Personally, I think that humans have a much greater potential for innovations such as these (sandals made from tires or the incubators made from car parts). I think that the former point made by Gould is the reason why these innovations are not made more often (or we are not made aware of them). I think part of our capitalist society is the motivation to get ahead, and so innovators, even from the fourth quadrant, tend to be focused on advancing this country, and not focused on benefiting poorer nations and people. This is obviously not necessarily always the case, as there are tons of inventions from and in developed countries that have and can help out poorer nations. But I think the focus is usually on making a prosperous country more prosperous, and finding more efficient ways to do this. I think with a cooperative effort from many prosperous nations and the creative minds within, by creating networks that are much more international and internationally accessible, we can greatly expand the “wheel of quirky and unpredictable functional shift [that] we call progress at all scales”.

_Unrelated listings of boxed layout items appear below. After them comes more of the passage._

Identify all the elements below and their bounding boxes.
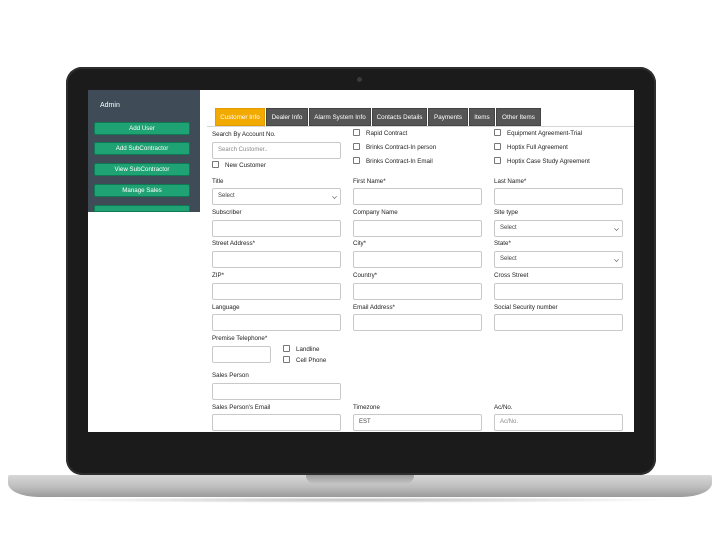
- company-name-label: Company Name: [353, 209, 398, 216]
- state-select-value: Select: [500, 256, 517, 262]
- country-label: Country*: [353, 272, 378, 279]
- site-type-select[interactable]: Select: [494, 220, 623, 237]
- country-input[interactable]: [353, 283, 482, 300]
- site-type-select-value: Select: [500, 225, 517, 231]
- acno-input[interactable]: Ac/No.: [494, 414, 623, 431]
- ssn-label: Social Security number: [494, 304, 558, 311]
- tab-other-items[interactable]: Other Items: [496, 108, 541, 126]
- language-label: Language: [212, 304, 240, 311]
- premise-phone-label: Premise Telephone*: [212, 335, 268, 342]
- equipment-agreement-checkbox[interactable]: [494, 129, 501, 136]
- state-select[interactable]: Select: [494, 251, 623, 268]
- site-type-label: Site type: [494, 209, 519, 216]
- rapid-contract-checkbox[interactable]: [353, 129, 360, 136]
- language-input[interactable]: [212, 314, 341, 331]
- email-input[interactable]: [353, 314, 482, 331]
- zip-input[interactable]: [212, 283, 341, 300]
- laptop-shadow: [40, 497, 680, 503]
- first-name-input[interactable]: [353, 188, 482, 205]
- brinks-in-email-checkbox[interactable]: [353, 157, 360, 164]
- brinks-in-email-label: Brinks Contract-In Email: [366, 158, 433, 165]
- search-account-label: Search By Account No.: [212, 131, 276, 138]
- first-name-label: First Name*: [353, 178, 386, 185]
- sales-person-label: Sales Person: [212, 372, 249, 379]
- manage-sales-button[interactable]: Manage Sales: [94, 184, 190, 197]
- hoptix-case-checkbox[interactable]: [494, 157, 501, 164]
- state-label: State*: [494, 240, 511, 247]
- cell-phone-label: Cell Phone: [296, 357, 327, 364]
- sales-email-input[interactable]: [212, 414, 341, 431]
- tab-dealer-info[interactable]: Dealer Info: [266, 108, 308, 126]
- new-customer-label: New Customer: [225, 162, 266, 169]
- timezone-label: Timezone: [353, 404, 380, 411]
- tab-customer-info[interactable]: Customer Info: [215, 108, 265, 126]
- sidebar: Admin Add User Add SubContractor View Su…: [88, 90, 200, 432]
- last-name-label: Last Name*: [494, 178, 527, 185]
- street-address-label: Street Address*: [212, 240, 255, 247]
- hoptix-case-label: Hoptix Case Study Agreement: [507, 158, 590, 165]
- new-customer-checkbox[interactable]: [212, 161, 219, 168]
- email-label: Email Address*: [353, 304, 395, 311]
- cross-street-input[interactable]: [494, 283, 623, 300]
- subscriber-label: Subscriber: [212, 209, 242, 216]
- add-user-button[interactable]: Add User: [94, 122, 190, 135]
- equipment-agreement-label: Equipment Agreement-Trial: [507, 130, 583, 137]
- ssn-input[interactable]: [494, 314, 623, 331]
- tab-contacts-details[interactable]: Contacts Details: [372, 108, 427, 126]
- hoptix-full-label: Hoptix Full Agreement: [507, 144, 568, 151]
- sidebar-button-partial[interactable]: [94, 205, 190, 212]
- brinks-in-person-label: Brinks Contract-In person: [366, 144, 437, 151]
- premise-phone-input[interactable]: [212, 346, 271, 363]
- tab-payments[interactable]: Payments: [428, 108, 468, 126]
- add-subcontractor-button[interactable]: Add SubContractor: [94, 142, 190, 155]
- city-label: City*: [353, 240, 367, 247]
- laptop-base-notch: [306, 475, 414, 484]
- sidebar-title: Admin: [100, 102, 120, 109]
- sales-email-label: Sales Person's Email: [212, 404, 271, 411]
- title-label: Title: [212, 178, 224, 185]
- timezone-input[interactable]: EST: [353, 414, 482, 431]
- brinks-in-person-checkbox[interactable]: [353, 143, 360, 150]
- city-input[interactable]: [353, 251, 482, 268]
- company-name-input[interactable]: [353, 220, 482, 237]
- sidebar-header-panel: Admin Add User Add SubContractor View Su…: [88, 90, 200, 212]
- view-subcontractor-button[interactable]: View SubContractor: [94, 163, 190, 176]
- search-customer-input[interactable]: Search Customer..: [212, 142, 341, 159]
- main-panel: Customer Info Dealer Info Alarm System I…: [207, 90, 634, 432]
- rapid-contract-label: Rapid Contract: [366, 130, 408, 137]
- chevron-down-icon: [332, 194, 337, 199]
- chevron-down-icon: [614, 226, 619, 231]
- cross-street-label: Cross Street: [494, 272, 529, 279]
- tab-alarm-system-info[interactable]: Alarm System Info: [309, 108, 371, 126]
- sales-person-input[interactable]: [212, 383, 341, 400]
- tab-items[interactable]: Items: [469, 108, 495, 126]
- hoptix-full-checkbox[interactable]: [494, 143, 501, 150]
- subscriber-input[interactable]: [212, 220, 341, 237]
- street-address-input[interactable]: [212, 251, 341, 268]
- webcam-icon: [357, 77, 362, 82]
- last-name-input[interactable]: [494, 188, 623, 205]
- landline-checkbox[interactable]: [283, 345, 290, 352]
- title-select[interactable]: Select: [212, 188, 341, 205]
- title-select-value: Select: [218, 193, 235, 199]
- laptop-screen: Admin Add User Add SubContractor View Su…: [88, 90, 634, 432]
- landline-label: Landline: [296, 346, 320, 353]
- acno-label: Ac/No.: [494, 404, 513, 411]
- cell-phone-checkbox[interactable]: [283, 356, 290, 363]
- zip-label: ZIP*: [212, 272, 225, 279]
- chevron-down-icon: [614, 257, 619, 262]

“The Meulaboh incubators were a representative sample: some studies suggest that as much as 95 percent of medical technology donated to developing countries breaks within the first five years of use”- Johnson 27
This is simply stunning to me as I had no idea that this was the case. When I hear about medical donations to developing countries I have nothing but praise and appreciation for the companies, but now I see them with a new perspective. The developing countries need a way or assistance to develop technology, especially a kind that caters to their environment, not just to be given other’s technology. The human baby incubator made from car parts was truly amazing and a revolutionary idea itself. This makes me wonder what other innovations people can come up with the cater to specific needs in developing countries that can also be renewed, developed, and improved upon easily by the people themselves using their own resources. I can imagine what a difference some kind of water purifier would be to locals and their children if they could build it themselves for minimal costs!